The fall of the Soviet Union in 1991 brought what Francis Fukuyama has famously called “the end of history.” That is, the Marxist march toward socialism was over for Russia and Eastern Europe. The Western policies of containment had been successful, and the world seemed to turn toward various forms of capitalist, representative democracy. It appeared that a peaceful, inter-related world would flourish.
In reality, the supposed end of history brought forth or strengthened development, over time, of autocratic regimes in Russia, North Korea, China, Iran, Afghanistan, and more. Some other nations turned or continued toward Western-style representative capitalist democracies, while many wobbled back and forth as their populations swung in the cross-currents. The fall of the USSR has brought with it instability on a broad scale, as Russia reeled toward dictatorship and war, the Middle East and North Africa boiled over, and now Israel wages war in Gaza, reacting to the savage attack by Hamas.
The book went to press months before the Hamas attack of October 7, 2023. As such, the relevance of Putin’s war to that attack and the subsequent, continuing war, is far from obvious. In this vein, a recent op-ed piece by the New York Times’ Thomas Friedman sheds interesting light on one way to think of the relationship of the two current wars.

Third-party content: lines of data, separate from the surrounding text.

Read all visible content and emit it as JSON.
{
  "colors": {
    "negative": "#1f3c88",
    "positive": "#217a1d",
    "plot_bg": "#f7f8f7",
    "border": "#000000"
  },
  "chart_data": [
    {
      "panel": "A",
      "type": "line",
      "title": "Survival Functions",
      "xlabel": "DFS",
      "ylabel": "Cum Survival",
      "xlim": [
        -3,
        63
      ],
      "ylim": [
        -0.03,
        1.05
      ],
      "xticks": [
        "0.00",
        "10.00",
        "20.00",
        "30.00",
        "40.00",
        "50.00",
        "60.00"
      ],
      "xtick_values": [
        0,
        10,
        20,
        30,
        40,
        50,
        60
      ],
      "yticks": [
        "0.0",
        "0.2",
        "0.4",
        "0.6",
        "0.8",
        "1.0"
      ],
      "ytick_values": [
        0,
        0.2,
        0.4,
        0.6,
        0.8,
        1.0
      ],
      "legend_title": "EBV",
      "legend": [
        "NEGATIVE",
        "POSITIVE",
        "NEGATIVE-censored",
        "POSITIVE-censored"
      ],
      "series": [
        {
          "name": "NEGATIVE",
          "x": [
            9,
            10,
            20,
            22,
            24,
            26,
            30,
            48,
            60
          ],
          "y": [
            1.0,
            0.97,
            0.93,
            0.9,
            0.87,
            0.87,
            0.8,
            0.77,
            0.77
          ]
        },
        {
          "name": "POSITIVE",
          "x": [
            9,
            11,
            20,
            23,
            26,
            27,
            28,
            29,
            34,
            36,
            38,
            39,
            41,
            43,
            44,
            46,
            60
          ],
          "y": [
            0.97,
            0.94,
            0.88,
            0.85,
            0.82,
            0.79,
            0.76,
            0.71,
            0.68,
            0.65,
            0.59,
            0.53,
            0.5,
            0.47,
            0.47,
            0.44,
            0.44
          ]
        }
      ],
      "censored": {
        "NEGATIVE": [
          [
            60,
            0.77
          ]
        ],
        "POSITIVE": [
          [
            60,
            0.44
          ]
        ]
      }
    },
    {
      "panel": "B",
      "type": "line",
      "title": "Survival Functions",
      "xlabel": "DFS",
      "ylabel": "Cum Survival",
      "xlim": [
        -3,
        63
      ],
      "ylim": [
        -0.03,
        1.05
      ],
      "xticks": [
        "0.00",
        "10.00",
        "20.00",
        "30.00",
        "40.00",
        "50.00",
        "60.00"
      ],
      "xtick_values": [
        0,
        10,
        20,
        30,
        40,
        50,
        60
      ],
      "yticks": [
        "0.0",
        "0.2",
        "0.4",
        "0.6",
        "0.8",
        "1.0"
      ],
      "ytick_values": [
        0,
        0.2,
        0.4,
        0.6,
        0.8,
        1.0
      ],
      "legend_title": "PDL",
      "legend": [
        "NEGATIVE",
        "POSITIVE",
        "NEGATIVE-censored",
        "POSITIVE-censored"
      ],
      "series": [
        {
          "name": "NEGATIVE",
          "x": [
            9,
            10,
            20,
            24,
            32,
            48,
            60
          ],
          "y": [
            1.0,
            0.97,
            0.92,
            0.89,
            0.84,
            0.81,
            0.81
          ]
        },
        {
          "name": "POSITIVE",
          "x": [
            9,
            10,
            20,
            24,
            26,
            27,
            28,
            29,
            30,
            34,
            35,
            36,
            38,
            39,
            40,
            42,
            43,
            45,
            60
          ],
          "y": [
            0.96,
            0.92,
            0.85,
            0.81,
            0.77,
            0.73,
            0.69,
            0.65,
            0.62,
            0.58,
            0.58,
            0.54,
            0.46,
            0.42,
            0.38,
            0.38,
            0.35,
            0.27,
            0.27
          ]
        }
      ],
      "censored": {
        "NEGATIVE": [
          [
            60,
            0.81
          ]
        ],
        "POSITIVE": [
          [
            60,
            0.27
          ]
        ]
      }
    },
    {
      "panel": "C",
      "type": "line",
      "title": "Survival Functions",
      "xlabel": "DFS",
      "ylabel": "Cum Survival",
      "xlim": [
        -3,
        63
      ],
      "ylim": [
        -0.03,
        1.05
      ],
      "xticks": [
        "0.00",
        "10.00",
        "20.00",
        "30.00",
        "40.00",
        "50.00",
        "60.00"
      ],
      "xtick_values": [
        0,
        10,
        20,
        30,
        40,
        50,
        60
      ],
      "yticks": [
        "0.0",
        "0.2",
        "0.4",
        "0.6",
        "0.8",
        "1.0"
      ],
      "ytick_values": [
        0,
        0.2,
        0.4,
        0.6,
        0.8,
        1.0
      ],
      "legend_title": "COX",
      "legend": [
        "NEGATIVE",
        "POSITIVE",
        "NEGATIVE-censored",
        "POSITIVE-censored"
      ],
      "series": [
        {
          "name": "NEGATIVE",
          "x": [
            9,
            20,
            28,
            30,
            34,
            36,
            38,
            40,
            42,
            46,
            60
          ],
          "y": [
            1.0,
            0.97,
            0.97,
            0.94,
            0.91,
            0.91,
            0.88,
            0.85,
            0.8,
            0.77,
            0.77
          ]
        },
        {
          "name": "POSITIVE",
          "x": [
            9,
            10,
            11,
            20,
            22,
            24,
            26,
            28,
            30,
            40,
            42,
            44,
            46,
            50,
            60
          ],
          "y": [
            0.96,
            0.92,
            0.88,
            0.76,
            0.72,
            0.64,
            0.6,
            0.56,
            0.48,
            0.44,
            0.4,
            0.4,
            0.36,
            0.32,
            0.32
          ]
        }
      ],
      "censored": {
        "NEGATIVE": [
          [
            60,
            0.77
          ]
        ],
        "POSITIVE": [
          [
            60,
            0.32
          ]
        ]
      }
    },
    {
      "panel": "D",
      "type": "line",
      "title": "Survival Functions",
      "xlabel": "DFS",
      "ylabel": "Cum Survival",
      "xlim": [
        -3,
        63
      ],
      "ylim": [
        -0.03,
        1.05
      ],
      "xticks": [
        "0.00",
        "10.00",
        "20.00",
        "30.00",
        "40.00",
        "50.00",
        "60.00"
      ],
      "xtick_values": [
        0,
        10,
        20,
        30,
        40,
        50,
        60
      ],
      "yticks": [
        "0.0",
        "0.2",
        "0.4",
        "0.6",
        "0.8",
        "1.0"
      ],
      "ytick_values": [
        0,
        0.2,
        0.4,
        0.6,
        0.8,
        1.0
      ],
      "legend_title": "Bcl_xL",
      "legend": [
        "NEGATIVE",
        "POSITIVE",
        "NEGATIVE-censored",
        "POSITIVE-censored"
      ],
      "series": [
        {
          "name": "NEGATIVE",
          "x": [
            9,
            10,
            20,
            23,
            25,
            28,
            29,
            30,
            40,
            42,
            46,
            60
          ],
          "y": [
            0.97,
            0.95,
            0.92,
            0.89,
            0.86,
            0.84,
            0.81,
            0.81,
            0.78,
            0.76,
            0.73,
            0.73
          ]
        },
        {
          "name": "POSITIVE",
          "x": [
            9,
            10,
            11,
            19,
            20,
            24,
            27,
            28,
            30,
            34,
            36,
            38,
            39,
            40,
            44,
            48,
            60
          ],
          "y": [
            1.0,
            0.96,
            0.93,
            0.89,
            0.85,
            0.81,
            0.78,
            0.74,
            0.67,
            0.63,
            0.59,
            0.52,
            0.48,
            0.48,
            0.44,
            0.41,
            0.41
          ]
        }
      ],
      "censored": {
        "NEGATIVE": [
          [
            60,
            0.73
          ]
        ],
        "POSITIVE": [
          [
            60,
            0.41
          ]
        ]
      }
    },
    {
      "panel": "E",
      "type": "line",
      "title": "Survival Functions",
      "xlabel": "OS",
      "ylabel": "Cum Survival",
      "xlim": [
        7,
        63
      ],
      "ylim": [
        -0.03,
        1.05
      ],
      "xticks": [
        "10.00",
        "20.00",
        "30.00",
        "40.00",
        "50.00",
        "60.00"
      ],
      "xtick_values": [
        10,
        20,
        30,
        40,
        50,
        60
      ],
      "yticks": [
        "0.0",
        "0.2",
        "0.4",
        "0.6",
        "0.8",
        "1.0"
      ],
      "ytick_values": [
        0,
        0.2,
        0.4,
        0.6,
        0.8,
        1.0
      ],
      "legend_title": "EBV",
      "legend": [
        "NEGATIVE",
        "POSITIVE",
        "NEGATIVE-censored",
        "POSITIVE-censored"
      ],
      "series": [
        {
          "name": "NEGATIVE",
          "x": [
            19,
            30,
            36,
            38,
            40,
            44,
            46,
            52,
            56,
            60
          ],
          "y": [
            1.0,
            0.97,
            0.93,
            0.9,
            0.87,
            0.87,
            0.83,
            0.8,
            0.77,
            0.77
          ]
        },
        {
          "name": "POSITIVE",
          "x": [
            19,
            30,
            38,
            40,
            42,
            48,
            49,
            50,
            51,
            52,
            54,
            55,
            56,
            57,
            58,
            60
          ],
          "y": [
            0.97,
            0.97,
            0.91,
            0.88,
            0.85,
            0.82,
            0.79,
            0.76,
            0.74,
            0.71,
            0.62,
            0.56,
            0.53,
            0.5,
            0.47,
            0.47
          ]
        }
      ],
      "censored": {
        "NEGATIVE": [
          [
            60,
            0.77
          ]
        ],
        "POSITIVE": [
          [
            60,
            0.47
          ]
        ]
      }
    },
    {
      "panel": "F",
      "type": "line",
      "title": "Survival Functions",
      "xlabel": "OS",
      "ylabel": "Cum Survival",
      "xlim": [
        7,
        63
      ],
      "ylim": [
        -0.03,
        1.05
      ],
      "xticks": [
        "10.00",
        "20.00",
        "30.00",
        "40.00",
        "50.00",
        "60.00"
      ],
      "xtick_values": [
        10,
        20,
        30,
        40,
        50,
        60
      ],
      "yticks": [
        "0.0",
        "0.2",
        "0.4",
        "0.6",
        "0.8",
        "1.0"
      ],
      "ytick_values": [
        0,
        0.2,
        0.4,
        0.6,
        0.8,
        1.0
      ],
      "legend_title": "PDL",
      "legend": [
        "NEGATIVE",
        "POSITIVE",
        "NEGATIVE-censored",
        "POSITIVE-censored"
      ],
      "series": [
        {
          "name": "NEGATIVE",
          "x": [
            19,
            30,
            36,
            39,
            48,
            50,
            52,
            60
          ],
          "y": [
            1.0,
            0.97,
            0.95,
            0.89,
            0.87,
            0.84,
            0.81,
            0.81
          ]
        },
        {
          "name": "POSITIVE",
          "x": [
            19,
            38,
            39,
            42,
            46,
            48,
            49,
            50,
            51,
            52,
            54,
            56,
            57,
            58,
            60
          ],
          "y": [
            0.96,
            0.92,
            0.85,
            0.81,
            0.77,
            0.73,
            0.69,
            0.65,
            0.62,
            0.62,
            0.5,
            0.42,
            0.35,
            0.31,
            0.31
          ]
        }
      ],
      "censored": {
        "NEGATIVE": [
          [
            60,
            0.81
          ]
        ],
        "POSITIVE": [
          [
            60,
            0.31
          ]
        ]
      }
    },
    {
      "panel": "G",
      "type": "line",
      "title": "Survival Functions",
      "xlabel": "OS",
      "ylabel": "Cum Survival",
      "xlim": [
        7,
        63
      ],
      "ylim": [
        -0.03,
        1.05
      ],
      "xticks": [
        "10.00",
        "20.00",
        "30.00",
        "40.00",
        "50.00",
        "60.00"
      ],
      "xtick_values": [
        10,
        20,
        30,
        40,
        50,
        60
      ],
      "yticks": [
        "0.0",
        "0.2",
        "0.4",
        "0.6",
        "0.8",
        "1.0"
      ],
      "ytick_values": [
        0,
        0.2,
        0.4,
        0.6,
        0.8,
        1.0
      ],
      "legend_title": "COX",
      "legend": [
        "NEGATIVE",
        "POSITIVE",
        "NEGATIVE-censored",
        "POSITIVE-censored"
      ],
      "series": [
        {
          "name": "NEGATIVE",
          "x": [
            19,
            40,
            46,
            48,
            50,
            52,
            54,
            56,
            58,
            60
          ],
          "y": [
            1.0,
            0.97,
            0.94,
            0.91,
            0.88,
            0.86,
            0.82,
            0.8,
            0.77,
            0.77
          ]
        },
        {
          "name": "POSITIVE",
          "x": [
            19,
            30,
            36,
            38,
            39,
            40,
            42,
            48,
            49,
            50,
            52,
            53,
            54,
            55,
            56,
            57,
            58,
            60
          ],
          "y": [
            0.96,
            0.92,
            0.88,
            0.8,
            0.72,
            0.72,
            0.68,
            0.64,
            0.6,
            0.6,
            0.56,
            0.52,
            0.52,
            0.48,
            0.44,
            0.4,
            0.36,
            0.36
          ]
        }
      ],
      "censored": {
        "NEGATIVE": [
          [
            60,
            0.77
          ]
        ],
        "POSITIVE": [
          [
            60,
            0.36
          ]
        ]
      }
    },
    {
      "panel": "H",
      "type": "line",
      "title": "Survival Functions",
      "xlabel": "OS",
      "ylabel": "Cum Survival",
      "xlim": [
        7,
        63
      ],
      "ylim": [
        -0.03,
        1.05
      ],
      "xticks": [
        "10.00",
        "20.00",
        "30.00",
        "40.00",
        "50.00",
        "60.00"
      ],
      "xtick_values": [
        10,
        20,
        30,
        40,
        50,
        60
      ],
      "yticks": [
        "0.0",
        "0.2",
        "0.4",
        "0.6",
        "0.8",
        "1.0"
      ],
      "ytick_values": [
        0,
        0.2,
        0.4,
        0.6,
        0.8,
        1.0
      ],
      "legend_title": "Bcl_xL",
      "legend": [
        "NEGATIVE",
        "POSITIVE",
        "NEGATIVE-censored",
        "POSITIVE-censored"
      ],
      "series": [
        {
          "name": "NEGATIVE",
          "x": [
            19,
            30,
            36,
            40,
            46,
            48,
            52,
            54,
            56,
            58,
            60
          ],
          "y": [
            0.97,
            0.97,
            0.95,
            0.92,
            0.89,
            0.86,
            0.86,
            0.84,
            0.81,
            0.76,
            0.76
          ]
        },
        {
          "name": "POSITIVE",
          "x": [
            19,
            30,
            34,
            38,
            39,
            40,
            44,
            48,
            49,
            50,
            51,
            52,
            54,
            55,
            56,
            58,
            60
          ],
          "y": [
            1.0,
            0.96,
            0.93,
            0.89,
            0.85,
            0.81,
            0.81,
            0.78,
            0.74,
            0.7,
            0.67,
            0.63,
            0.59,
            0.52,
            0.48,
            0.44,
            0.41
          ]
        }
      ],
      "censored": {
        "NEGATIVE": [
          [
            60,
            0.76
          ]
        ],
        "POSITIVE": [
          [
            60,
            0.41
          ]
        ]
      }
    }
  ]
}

Friedman describes the current world division as one network of nations set against another. In the West are a group of nations that seek to include all others in their network of trade and peaceful interaction. Friedman labels this the “network of inclusion.” It is opposed by a group of nations that are barely related, but do share autocratic resistance to the model of inclusive, representative, liberal democratic capitalism. Friedman refers to this as the “network of resistance.” Russia, under Putin, lines up with this latter group, and is among the most powerful of its members. It now appears that whether it can find success in its current political course depends in large part upon the degree of military force that is projected by the two competing networks of nations.
Friot presents a serious list of lessons to be gleaned from the history of Russian interactions with the West. Overall, they point to the likelihood of a very intense and long-term conflict in Ukraine, with little hope for a compromise solution, as both nations develop full-time war economies. Western efforts to contain Russian expansion over the centuries have had mixed results, at best. Friot argues that what Russia does, and how it changes, must inevitably come from within Russia itself. Western pressure may have effects, but will not wholly shape the outcome of Putinism and the Ukraine war.
By Raymond S. Pfeiffer
Raymond S. Pfeiffer, Ph.D., Washington University in St. Louis, is Professor of Philosophy Emeritus from Delta College in Michigan, the author of philosophy books and articles, as well as articles in Thousand Islands Life, and a summer resident of The Punts Islands.